I giudici della Cassazione hanno respinto il ricorso e confermato la condanna a 30 anni di carcere per Loredana Graziano, 37 anni, accusata di avere avvelenato il marito pizzaiolo Sebastiano Rosella Musico di 40 anni a gennaio del 2019.

La donna che ha un figlio piccolo è stata portata in caserma. Le indagini dei carabinieri e l’autopsia eseguita sul corpo dell’uomo accertarono che invece venne avvelenato con la somministrazione di cianuro e di un anticoagulante, il Coumadin.

Le indagini erano state riaperte dopo le dichiarazioni dell’ex amante e compagno della donna, che aveva riferito che sarebbe stata lei stessa a confessargli di aver avvelenato il marito.

A spingerla la voglia di cambiare vita e il desiderio di maternità come emergeva anche da numerose intercettazioni. La donna è stata interdetta in perpetuo dai pubblici uffici e sospesa dall’esercizio della responsabilità genitoriale per tutta la durata della pena.

Loredana Graziano è stata condannata al pagamento di una provvisionale esecutiva di 140 mila euro a favore dei familiari della vittima che si sono costituiti in giudizio assistiti dagli avvocati Salvatore Sansone e Provvidenza Di Lisi. Il risarcimento sarà stabilito con un nuovo processo in sede civile.

Per i familiari della vittima: “Un’ingiustizia”

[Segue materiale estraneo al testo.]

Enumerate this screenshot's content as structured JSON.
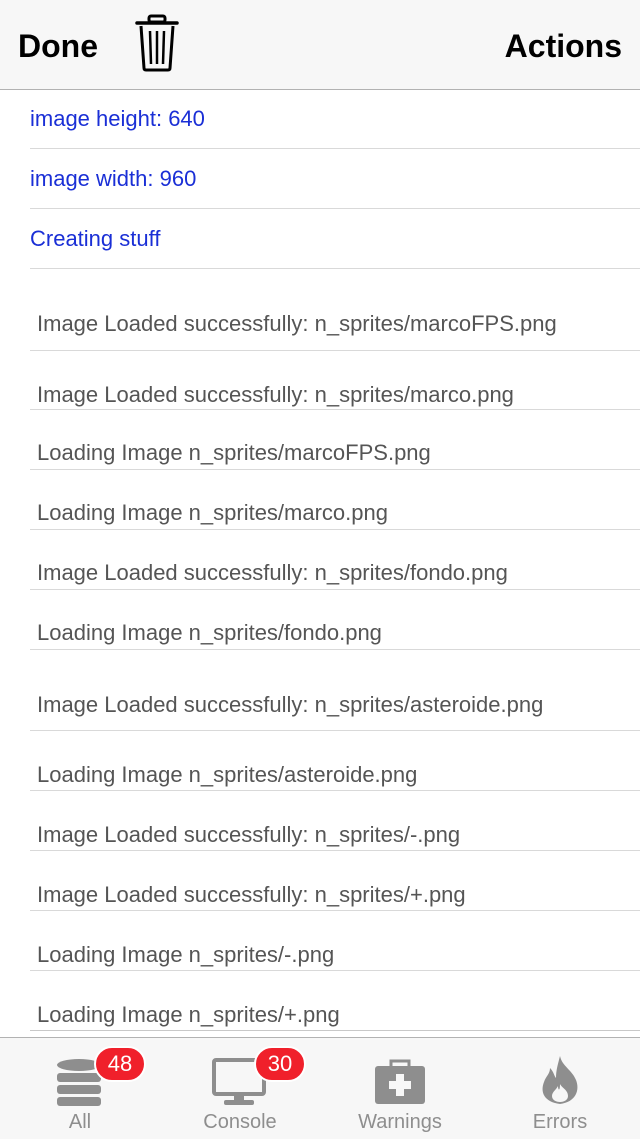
{
  "navbar": {
    "done_label": "Done",
    "actions_label": "Actions",
    "trash_icon": "trash-icon"
  },
  "log": {
    "info_items": [
      "image height: 640",
      "image width: 960",
      "Creating stuff"
    ],
    "entries": [
      "Image Loaded successfully: n_sprites/marcoFPS.png",
      "Image Loaded successfully: n_sprites/marco.png",
      "Loading Image n_sprites/marcoFPS.png",
      "Loading Image n_sprites/marco.png",
      "Image Loaded successfully: n_sprites/fondo.png",
      "Loading Image n_sprites/fondo.png",
      "Image Loaded successfully: n_sprites/asteroide.png",
      "Loading Image n_sprites/asteroide.png",
      "Image Loaded successfully: n_sprites/-.png",
      "Image Loaded successfully: n_sprites/+.png",
      "Loading Image n_sprites/-.png",
      "Loading Image n_sprites/+.png"
    ]
  },
  "tabs": [
    {
      "label": "All",
      "badge": "48",
      "icon": "database-icon"
    },
    {
      "label": "Console",
      "badge": "30",
      "icon": "monitor-icon"
    },
    {
      "label": "Warnings",
      "icon": "first-aid-kit-icon"
    },
    {
      "label": "Errors",
      "icon": "fire-icon"
    }
  ],
  "colors": {
    "info_text": "#1a2fd6",
    "entry_text": "#555555",
    "badge": "#f0202b",
    "tab_icon": "#8e8e8e"
  }
}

“Eravamo sicuri della conferma della sentenza di condanna. Non era giusto che una imputata condannata definitivamente per un delitto gravissimo, consumato in maniera subdola e violentissima, potesse beneficiare di un trattamento carcerario di favore anche se di un bambino di meno di tre anni. Resta aperta una ferita dolorosissima”. E’ quanto dicono Domenico Rosella Musico e Maria Concetta Rosella Musico fratello e sorella della vittima.

“L’imputata aveva già avuto la possibilità di andare a vivere con il proprio figlio presso una casa famiglia nei pressi di Avellino, ove scontare la pena in regime di sorveglianza attenuata, ma ha rifiutato questa scomoda alternativa perché lontano da casa – aggiungono i familiari – Fino ad oggi gli è stato accordato il capriccio di scontare la pena, ora definitiva e meritatissima, Non potevamo accettare che la donna trascorresse i domiciliari per vivere comodamente dopo il gravissimo delitto che ha consumato. Sarebbe stata una grandissima ingiustizia”.

Gli avvocati della famiglia della vittima

Per gli avvocati la battaglia legale prosegue. “Soltanto lo scorso 30 gennaio, la corte di assise di appello di Palermo, confermando per l’imputata la sentenza di condanna per omicidio volontario aggravato alla pena di 30 anni di reclusione, aveva respinto la richiesta di sostituzione della misura cautelare presentata dalla sua difesa evidenziando la gravità delle condotte poste in essere e quindi la persistenza della sua pericolosità – dicono l’avvocato Salvatore Sansone e Provvidenza Di Lisi – Ora il passaggio in giudicato della sentenza di condanna ci impegnerà a seguire la vicenda”.